Ex-BN MP Datuk Seri Wilfred Mojilip Bumburing said on Tuesday night that the RM40 million had been remitted to the personal account of an Umno leader, disputing Nazri’s claim the day before that the money was held frozen in a Hong Kong investment account. Bumburing had also said that family members of this Umno leader, whom he did not name, have been given access to this account, and have even been making withdrawals “bit by bit”.
“Check,” Nazri (picture) said, when this was pointed out.
He added that it was “no problem” if Pakatan Rakyat (PR) wanted to report the matter to Bank Negara Malaysia (BNM), pointing out that any individual would have the same right.
“They are making new allegations. I’m not in the position to say yes or no. If they want to check, checklah. What do you want me to say?,” the minister said.
Earlier yesterday, PKR strategy director Rafizi Ramli said the pact will lodge a report with the central bank, citing possible money laundering in the RM40 million “political donation” to Sabah Umno, which is at the centre of a controversy involving Chief Minister Datuk Musa Aman.
“If he (Rafizi) wants to do it, let him do it. No problem. Honestly. He has every right to request BNM to look into money-laundering claims. No problem,” Nazri said.
The Padang Rengas MP added that there was nothing illegal with the donation, regardless of the size of the contribution.
“It’s a donation,” he reasoned, when pointed out that the source of the donation appeared questionable.
“You cannot be assuming that if it (donation) is big, then the source must be illegal.
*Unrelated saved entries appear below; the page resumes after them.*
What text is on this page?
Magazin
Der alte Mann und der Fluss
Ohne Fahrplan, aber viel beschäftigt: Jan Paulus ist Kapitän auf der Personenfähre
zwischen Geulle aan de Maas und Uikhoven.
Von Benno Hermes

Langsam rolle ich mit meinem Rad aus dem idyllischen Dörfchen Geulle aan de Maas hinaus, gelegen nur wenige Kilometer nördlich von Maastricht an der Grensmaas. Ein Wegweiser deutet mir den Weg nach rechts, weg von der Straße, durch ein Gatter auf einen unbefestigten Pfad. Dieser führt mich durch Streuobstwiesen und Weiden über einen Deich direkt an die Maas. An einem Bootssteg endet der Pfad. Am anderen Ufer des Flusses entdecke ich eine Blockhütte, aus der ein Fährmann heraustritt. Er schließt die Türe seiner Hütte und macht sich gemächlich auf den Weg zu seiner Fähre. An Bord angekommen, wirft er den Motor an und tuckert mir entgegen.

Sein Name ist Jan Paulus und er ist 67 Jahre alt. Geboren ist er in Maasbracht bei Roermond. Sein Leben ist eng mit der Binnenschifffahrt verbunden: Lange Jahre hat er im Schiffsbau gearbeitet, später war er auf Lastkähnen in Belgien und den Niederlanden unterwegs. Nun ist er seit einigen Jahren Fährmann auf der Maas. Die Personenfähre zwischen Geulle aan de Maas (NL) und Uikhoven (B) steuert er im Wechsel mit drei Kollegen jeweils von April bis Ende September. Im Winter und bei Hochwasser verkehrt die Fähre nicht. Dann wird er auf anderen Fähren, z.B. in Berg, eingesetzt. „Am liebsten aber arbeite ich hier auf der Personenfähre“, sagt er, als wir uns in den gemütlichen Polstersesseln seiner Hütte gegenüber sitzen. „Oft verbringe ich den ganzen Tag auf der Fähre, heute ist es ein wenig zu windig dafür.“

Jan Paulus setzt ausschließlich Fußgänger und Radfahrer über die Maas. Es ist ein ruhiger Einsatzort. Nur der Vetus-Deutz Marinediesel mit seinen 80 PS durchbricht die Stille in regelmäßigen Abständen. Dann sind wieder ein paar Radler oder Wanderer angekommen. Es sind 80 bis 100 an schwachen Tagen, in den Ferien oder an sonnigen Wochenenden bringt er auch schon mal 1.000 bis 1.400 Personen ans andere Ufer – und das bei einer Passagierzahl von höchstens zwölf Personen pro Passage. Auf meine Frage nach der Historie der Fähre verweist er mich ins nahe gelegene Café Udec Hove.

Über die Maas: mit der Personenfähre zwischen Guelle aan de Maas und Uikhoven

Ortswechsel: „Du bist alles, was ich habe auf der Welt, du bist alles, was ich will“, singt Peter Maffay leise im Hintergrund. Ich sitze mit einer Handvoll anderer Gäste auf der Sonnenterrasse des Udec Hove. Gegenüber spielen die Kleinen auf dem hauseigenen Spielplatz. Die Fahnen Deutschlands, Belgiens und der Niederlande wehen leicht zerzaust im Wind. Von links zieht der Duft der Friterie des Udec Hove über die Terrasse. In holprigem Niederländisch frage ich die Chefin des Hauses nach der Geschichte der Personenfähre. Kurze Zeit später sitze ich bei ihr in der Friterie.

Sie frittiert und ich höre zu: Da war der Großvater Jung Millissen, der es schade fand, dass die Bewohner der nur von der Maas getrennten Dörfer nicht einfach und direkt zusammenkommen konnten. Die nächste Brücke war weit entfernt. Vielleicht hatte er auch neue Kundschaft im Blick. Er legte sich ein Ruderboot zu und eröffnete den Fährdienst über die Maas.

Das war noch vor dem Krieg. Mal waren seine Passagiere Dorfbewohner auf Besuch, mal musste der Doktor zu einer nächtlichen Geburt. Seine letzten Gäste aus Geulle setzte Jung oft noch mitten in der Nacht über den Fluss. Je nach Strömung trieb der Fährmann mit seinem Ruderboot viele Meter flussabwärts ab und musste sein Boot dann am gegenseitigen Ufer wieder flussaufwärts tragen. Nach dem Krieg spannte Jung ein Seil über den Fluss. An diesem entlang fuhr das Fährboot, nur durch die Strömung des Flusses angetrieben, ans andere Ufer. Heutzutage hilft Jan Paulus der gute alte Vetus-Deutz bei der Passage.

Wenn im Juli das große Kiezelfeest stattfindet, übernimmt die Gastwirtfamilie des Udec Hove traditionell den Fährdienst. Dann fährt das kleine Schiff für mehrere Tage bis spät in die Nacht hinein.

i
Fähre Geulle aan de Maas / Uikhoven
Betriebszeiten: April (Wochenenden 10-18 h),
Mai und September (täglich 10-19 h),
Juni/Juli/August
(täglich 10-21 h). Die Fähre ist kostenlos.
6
But if he (Rafizi) wants to check, let him check,” Nazri said, when asked again if any donation should be considered acceptable regardless of its size and source.
In Parliament earlier this month, it was revealed that Musa had been cleared of corruption after the local anti-graft authorities found that the RM40 million in question was a “political donation” to Sabah Umno and was not meant for the chief minister’s personal use.
According to past reports, the probe was first kicked off in 2008 at the request of Hong Kong’s Independent Commission Against Corruption (ICAC) after a businessman was allegedly arrested when attempting to smuggle the cash back to Malaysia.
But, findings by the Malaysian Anti-Corruption Commission (MACC) later cleared Musa’s name and subsequently led to the ICAC closing its probe against the Sabah Umno chief.
Opposition lawmakers here have, however, been dissatisfied with the closure of the matter and have been demanding the Najib administration explain the source of the donation and the exact events leading up to the probe on Musa.